I’ve found the initial friction point for launching a creative company is branding. There are so very many sickeningly cool video production companies, directors, cinematographers, graphic designers, motion designers, and otherwise amazing creatives out there, and the temptation for me is the felt need to look as good as they do. After all, if what I’m doing isn’t perfect then I’ll never be taken seriously. I must have THE BRAND sorted out first.

This is a lie.

The lie of THE BRAND takes me down a very deep rabbit hole and keeps me from actually getting started. If I let it, I’ll spend days, weeks, or months trying to make it perfect. Meanwhile, I’ve stalled before I’ve even reached the runway.

I confronted myself with two truths:

1. I’m Not a Graphic Designer

It’s true. I’m not. I’m engaged in a visual industry, but I am not a graphic designer. Sure, I can tell good design from bad design. But I don’t create logos or branding guides. I connect with people and help them tell their stories. I think I’ve finally become OK with that. I highly recommend recognizing your strengths and being OK with your weaknesses.

2. My Clients Don’t Care

It’s not that my clients don’t care – it’s just that they don’t care nearly as much as I care about my company name or brand. A client is really asking the questions “Do I like their videos?” and “What will it be like to work with them?” Neither of those have much to do with my name or logo.

Here’s how you can push past the friction: recognize your name and brand just need to be non-embarrassing and moderately competent. Here are five examples that I’m literally making up right now:

  1. The Black Shirts
  2. Window Frame Films
  3. Light Pole Productions
  4. Tabby Cat Pictures
  5. Green Tree Story

Register the domain name and social media accounts. Put it in a sans-serif font in your image editor of choice. Black on White, White on Black, Black on Transparent. Add a version with a little color if you want. Save them as .png files. Done.

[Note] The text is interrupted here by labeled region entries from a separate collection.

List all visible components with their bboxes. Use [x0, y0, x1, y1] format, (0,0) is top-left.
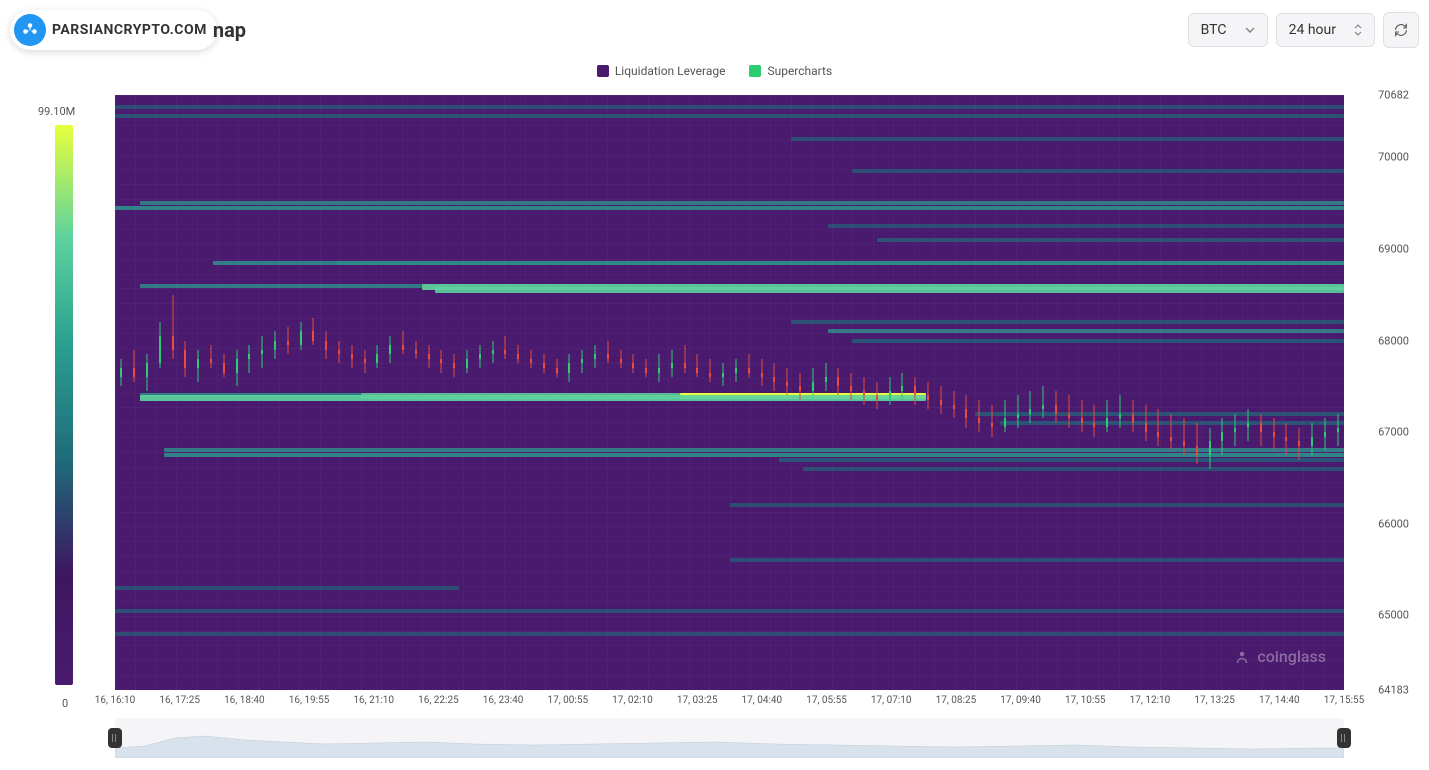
- watermark: coinglass: [1233, 647, 1326, 666]
- x-tick: 17, 08:25: [936, 695, 977, 706]
- refresh-button[interactable]: [1383, 12, 1419, 48]
- time-scrubber[interactable]: [115, 718, 1344, 758]
- range-select-value: 24 hour: [1289, 22, 1336, 38]
- logo-text: PARSIANCRYPTO.COM: [52, 22, 207, 38]
- x-axis: 16, 16:10 16, 17:25 16, 18:40 16, 19:55 16, …: [90, 695, 1399, 711]
- x-tick: 16, 17:25: [159, 695, 200, 706]
- y-tick: 69000: [1378, 242, 1409, 255]
- x-tick: 17, 10:55: [1065, 695, 1106, 706]
- x-tick: 17, 04:40: [742, 695, 783, 706]
- x-tick: 16, 22:25: [418, 695, 459, 706]
- coin-select-value: BTC: [1201, 22, 1227, 38]
- page-title-suffix: nap: [213, 18, 246, 42]
- header-controls: BTC 24 hour: [1188, 12, 1419, 48]
- x-tick: 17, 00:55: [547, 695, 588, 706]
- x-tick: 17, 13:25: [1194, 695, 1235, 706]
- y-tick: 65000: [1378, 609, 1409, 622]
- chevron-down-icon: [1245, 25, 1255, 35]
- legend-swatch: [749, 65, 761, 77]
- x-tick: 17, 05:55: [806, 695, 847, 706]
- logo-icon: [14, 14, 46, 46]
- x-tick: 16, 18:40: [224, 695, 265, 706]
- legend-label: Supercharts: [767, 64, 832, 78]
- y-tick: 66000: [1378, 517, 1409, 530]
- legend-item: Liquidation Leverage: [597, 64, 726, 78]
- y-tick: 68000: [1378, 334, 1409, 347]
- range-select[interactable]: 24 hour: [1276, 13, 1375, 47]
- chart-area[interactable]: coinglass: [115, 95, 1344, 690]
- logo-badge: PARSIANCRYPTO.COM: [10, 10, 217, 50]
- x-tick: 17, 09:40: [1000, 695, 1041, 706]
- y-tick: 70000: [1378, 151, 1409, 164]
- scrubber-handle-right[interactable]: [1337, 728, 1351, 748]
- scrubber-sparkline: [115, 718, 1344, 758]
- legend-swatch: [597, 65, 609, 77]
- legend-item: Supercharts: [749, 64, 832, 78]
- coin-select[interactable]: BTC: [1188, 13, 1268, 47]
- x-tick: 16, 23:40: [483, 695, 524, 706]
- x-tick: 17, 15:55: [1324, 695, 1365, 706]
- legend-label: Liquidation Leverage: [615, 64, 726, 78]
- x-tick: 16, 21:10: [353, 695, 394, 706]
- x-tick: 17, 14:40: [1259, 695, 1300, 706]
- x-tick: 17, 07:10: [871, 695, 912, 706]
- x-tick: 16, 16:10: [95, 695, 136, 706]
- colorbar: [55, 125, 73, 685]
- legend: Liquidation Leverage Supercharts: [0, 64, 1429, 78]
- y-tick: 67000: [1378, 426, 1409, 439]
- refresh-icon: [1393, 22, 1409, 38]
- header: PARSIANCRYPTO.COM nap BTC 24 hour: [10, 10, 1419, 50]
- x-tick: 17, 03:25: [677, 695, 718, 706]
- x-tick: 17, 02:10: [612, 695, 653, 706]
- colorbar-max-label: 99.10M: [38, 105, 75, 118]
- colorbar-min-label: 0: [62, 697, 68, 710]
- y-axis: 7068270000690006800067000660006500064183: [1359, 95, 1409, 690]
- x-tick: 17, 12:10: [1130, 695, 1171, 706]
- heatmap-chart: coinglass: [115, 95, 1344, 690]
- scrubber-handle-left[interactable]: [108, 728, 122, 748]
- y-tick: 70682: [1378, 89, 1409, 102]
- stepper-icon: [1354, 24, 1362, 36]
- watermark-text: coinglass: [1257, 647, 1326, 666]
- x-tick: 16, 19:55: [289, 695, 330, 706]
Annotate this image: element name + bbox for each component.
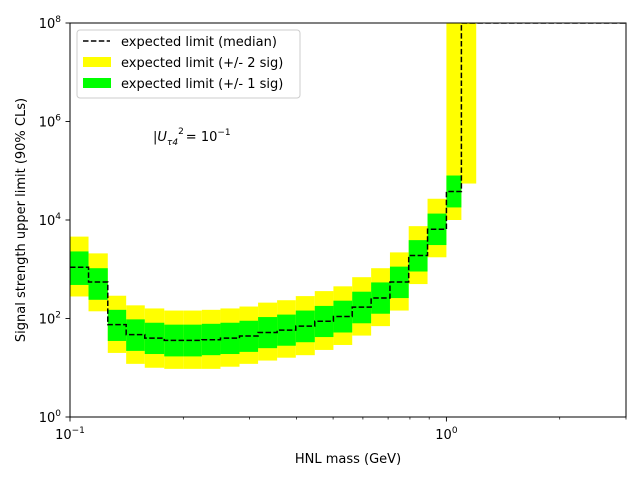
band-2sig-bin-20 xyxy=(446,23,462,220)
annot-sub: τ4 xyxy=(167,138,178,148)
band-1sig-bin-19 xyxy=(427,213,447,246)
median-series-line xyxy=(70,23,626,342)
x-tick-label-1: 100 xyxy=(435,426,458,443)
band-1sig-bin-1 xyxy=(88,268,108,300)
legend-median-label: expected limit (median) xyxy=(121,35,277,50)
y-axis: 100 102 104 106 108 xyxy=(39,15,70,426)
y-tick-label-0: 100 xyxy=(39,409,62,426)
band-1sig-bin-8 xyxy=(220,322,240,355)
annot-sup: 2 xyxy=(178,127,184,137)
band-1sig-bin-11 xyxy=(277,314,296,346)
legend-box xyxy=(76,29,301,99)
x-tick-label-0: 10−1 xyxy=(55,426,85,443)
legend-1sig-label: expected limit (+/- 1 sig) xyxy=(121,77,283,92)
y-tick-label-2: 104 xyxy=(39,212,62,229)
y-tick-label-1: 102 xyxy=(39,311,61,328)
annot-rest: = 10 xyxy=(186,130,218,145)
y-tick-label-3: 106 xyxy=(39,114,62,131)
y-tick-label-4: 108 xyxy=(39,15,62,32)
band-1sig-series xyxy=(70,175,462,357)
x-axis: 10−1 100 xyxy=(55,417,627,443)
band-2sig-bin-21 xyxy=(461,23,477,184)
band-1sig-bin-20 xyxy=(446,175,462,208)
x-axis-label: HNL mass (GeV) xyxy=(295,452,401,467)
legend-1sig-swatch xyxy=(83,78,111,88)
annot-base: |U xyxy=(153,130,167,145)
y-axis-label: Signal strength upper limit (90% CLs) xyxy=(14,98,29,342)
legend: expected limit (median) expected limit (… xyxy=(76,29,301,99)
band-1sig-bin-3 xyxy=(126,319,145,351)
legend-2sig-swatch xyxy=(83,57,111,67)
coupling-annotation: |Uτ42 = 10−1 xyxy=(153,127,231,148)
annot-exp: −1 xyxy=(217,128,230,138)
legend-2sig-label: expected limit (+/- 2 sig) xyxy=(121,56,283,71)
band-1sig-bin-14 xyxy=(333,300,353,333)
band-1sig-bin-13 xyxy=(314,305,334,338)
band-1sig-bin-6 xyxy=(183,324,202,357)
band-1sig-bin-0 xyxy=(70,251,89,285)
band-1sig-bin-12 xyxy=(295,310,315,343)
band-1sig-bin-16 xyxy=(371,282,390,314)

This is exactly what I did for our first logo shown below:

Wolfmtncreative square logo

Beat the friction, move on, and revisit it later once you have some projects done and money to spend.

This is not an original thought at all. I’ve wholesale stolen this from How to Make a Logo for Free in About 5 minutes and John Saddigton’s article How to Start a Company in 72 Hours. I will not be stuck in branding mud ever again, and you don’t ever need to get stuck there.

When you’re starting something new, the law of inertia does not work in your favor. You are battling friction, and for creatives like us that looks like getting distracted and stressing out over small things. It’s your reptile brain working against you. The challenge isn’t to be really really good, it’s to get something done. You can always go back and refine.